The strongest improvements are the ones a buyer can connect to daily work: fewer disconnected tools, safer operations, clearer workflows, and more reliable product behavior.

9 modules

Operations Coverage

Navigation covers dashboard, inventory, local products, global products, invoices, scan errors, profile, suppliers, categories, locations, restaurants, and statistics workflows.

OCR-ready

Invoice Intake

Supplier invoice files can be uploaded, analyzed, reviewed, and converted into structured product data.

Location-aware

Stock Counts

Inventory records connect products to restaurants, main locations, sublocations, count dates, quantities, and values.

Category totals

Purchasing Visibility

Reporting groups inventory value by restaurant, date, month, main category, and subcategory.

Outcome

A stronger operating system for restaurant purchasing and inventory operations platform

The platform reduced tool fragmentation and gave each role a clearer path from live activity to day-to-day action.

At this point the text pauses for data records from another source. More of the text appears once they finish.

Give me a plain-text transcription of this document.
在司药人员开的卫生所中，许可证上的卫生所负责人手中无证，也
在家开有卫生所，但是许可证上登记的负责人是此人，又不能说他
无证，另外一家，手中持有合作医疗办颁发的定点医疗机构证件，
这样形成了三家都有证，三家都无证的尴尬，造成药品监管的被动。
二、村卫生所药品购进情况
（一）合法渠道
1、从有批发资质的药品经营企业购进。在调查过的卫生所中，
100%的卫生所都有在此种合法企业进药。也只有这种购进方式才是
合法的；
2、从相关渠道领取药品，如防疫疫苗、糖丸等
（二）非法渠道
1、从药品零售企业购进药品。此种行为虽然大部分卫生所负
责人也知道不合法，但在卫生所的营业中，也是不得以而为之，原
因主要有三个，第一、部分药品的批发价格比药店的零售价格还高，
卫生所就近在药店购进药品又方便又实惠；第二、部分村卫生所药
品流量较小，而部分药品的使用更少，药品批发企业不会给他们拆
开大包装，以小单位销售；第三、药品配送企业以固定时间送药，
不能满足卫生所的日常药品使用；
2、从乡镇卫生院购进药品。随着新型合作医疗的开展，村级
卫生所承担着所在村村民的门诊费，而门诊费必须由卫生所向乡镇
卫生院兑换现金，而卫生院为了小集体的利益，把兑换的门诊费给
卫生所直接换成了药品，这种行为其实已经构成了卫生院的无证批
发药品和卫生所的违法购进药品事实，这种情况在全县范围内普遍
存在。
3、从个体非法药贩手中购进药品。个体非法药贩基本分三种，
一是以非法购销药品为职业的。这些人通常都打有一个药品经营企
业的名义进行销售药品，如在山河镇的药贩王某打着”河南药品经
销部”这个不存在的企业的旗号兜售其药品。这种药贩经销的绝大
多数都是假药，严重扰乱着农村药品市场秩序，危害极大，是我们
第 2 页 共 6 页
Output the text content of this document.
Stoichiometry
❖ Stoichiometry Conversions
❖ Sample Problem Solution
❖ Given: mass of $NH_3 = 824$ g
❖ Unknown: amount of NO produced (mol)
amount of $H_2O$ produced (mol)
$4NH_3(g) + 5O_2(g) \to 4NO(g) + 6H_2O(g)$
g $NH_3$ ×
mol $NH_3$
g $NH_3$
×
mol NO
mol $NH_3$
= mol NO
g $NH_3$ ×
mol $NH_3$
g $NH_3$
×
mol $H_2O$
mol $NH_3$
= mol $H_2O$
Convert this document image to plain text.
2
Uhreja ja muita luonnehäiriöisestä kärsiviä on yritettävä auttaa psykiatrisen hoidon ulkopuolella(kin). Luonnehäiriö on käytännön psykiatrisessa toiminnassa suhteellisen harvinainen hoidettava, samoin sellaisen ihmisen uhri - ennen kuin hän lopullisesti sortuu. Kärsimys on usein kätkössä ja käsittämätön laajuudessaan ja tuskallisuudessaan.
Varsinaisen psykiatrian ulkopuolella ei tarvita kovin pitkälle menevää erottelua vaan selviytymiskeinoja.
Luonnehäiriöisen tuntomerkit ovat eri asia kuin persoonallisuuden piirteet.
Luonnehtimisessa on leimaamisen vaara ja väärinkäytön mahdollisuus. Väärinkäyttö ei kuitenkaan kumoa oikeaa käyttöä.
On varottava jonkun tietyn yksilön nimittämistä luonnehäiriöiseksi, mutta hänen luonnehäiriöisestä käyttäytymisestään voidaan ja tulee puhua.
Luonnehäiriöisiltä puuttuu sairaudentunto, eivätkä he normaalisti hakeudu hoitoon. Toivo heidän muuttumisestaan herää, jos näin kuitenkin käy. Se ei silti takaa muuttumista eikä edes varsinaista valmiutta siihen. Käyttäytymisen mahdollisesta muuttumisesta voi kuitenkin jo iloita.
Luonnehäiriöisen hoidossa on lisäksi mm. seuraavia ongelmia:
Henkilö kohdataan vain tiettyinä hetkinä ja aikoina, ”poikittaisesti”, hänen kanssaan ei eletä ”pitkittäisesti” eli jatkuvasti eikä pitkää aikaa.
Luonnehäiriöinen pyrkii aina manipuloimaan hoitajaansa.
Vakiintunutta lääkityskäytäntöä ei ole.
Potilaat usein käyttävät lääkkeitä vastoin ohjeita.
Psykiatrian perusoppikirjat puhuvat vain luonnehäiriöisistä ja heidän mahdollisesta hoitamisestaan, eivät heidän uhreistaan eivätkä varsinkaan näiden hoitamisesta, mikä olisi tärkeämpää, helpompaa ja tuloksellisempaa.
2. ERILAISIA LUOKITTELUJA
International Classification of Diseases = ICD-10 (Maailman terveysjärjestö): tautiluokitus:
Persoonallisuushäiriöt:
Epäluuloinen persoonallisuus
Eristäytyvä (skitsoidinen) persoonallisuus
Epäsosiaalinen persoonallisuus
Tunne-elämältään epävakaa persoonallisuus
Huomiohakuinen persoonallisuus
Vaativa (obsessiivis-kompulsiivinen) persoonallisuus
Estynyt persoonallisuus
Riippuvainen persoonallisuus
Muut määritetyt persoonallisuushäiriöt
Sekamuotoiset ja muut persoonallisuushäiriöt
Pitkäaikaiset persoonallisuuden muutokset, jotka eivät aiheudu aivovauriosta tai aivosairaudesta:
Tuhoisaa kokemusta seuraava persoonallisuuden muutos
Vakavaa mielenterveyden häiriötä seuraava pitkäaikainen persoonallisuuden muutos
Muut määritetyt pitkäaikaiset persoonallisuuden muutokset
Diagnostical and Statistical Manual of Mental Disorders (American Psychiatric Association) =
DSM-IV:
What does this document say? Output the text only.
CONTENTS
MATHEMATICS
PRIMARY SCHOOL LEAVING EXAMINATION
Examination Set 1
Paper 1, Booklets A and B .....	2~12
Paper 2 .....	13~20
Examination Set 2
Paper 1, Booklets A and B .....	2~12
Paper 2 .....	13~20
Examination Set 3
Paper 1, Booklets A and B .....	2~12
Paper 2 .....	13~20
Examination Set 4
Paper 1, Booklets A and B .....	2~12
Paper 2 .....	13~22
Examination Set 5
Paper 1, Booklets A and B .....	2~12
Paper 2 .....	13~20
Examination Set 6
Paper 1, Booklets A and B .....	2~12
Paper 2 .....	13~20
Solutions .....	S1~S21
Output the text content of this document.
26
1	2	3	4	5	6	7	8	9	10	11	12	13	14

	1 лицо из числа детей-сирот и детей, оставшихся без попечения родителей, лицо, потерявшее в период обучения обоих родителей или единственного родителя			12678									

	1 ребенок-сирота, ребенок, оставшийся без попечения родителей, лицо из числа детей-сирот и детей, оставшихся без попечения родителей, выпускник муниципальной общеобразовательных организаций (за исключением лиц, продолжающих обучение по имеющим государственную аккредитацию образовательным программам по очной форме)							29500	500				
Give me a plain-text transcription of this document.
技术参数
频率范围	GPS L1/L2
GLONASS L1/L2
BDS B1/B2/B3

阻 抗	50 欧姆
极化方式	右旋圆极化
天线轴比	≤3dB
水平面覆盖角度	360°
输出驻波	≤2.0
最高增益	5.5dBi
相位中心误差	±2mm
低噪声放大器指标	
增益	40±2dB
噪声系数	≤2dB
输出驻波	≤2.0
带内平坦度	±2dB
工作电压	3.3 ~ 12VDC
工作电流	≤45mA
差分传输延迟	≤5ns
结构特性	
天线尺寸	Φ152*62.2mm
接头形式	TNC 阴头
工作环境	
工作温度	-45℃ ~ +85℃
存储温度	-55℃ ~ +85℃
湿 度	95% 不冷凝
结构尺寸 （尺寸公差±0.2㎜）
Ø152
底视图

A secured Blazor Server operations console for restaurant inventory, invoices, products, suppliers, categories, locations, restaurants, and reporting

An invoice intake workflow that combines upload, document recognition, PDF extraction, supplier model matching, editable rows, and product conversion

A restaurant-specific inventory counting workspace with location, category, date, month, status, search, value, and print-oriented workflows

MongoDB-backed data services for product catalogs, local stock, locations, suppliers, invoices, history, counting events, users, and settings

FAQ

Frequently Asked Questions About StockWise

Answers about the restaurant purchasing and inventory operations platform scope, platform model, technology choices, operational workflows, and related build patterns.

What Kind Of Platform Does StockWise Represent?

StockWise represents a restaurant purchasing and inventory operations platform for invoice intake, supplier catalogs, product records, local stock counts, location setup, category reporting, and authenticated back-office workflows.

Why Combine Invoice Scanning With Inventory Management?

Invoices contain supplier product and price data, while inventory counts show what is actually held at each restaurant. Connecting both helps teams reduce duplicate entry and make purchasing decisions from fresher operational data.

Why Use A Global And Local Product Model?

Global products create reusable catalog records, while local products preserve restaurant-specific location, count, history, and status details. That separation keeps catalog data reusable without flattening each restaurant into the same stock view.

Can This Pattern Support Larger Hospitality Groups?

Yes. The same architecture can extend to multi-site hospitality groups with approval workflows, supplier portals, budget thresholds, purchase orders, mobile stock counts, variance alerts, and finance integrations.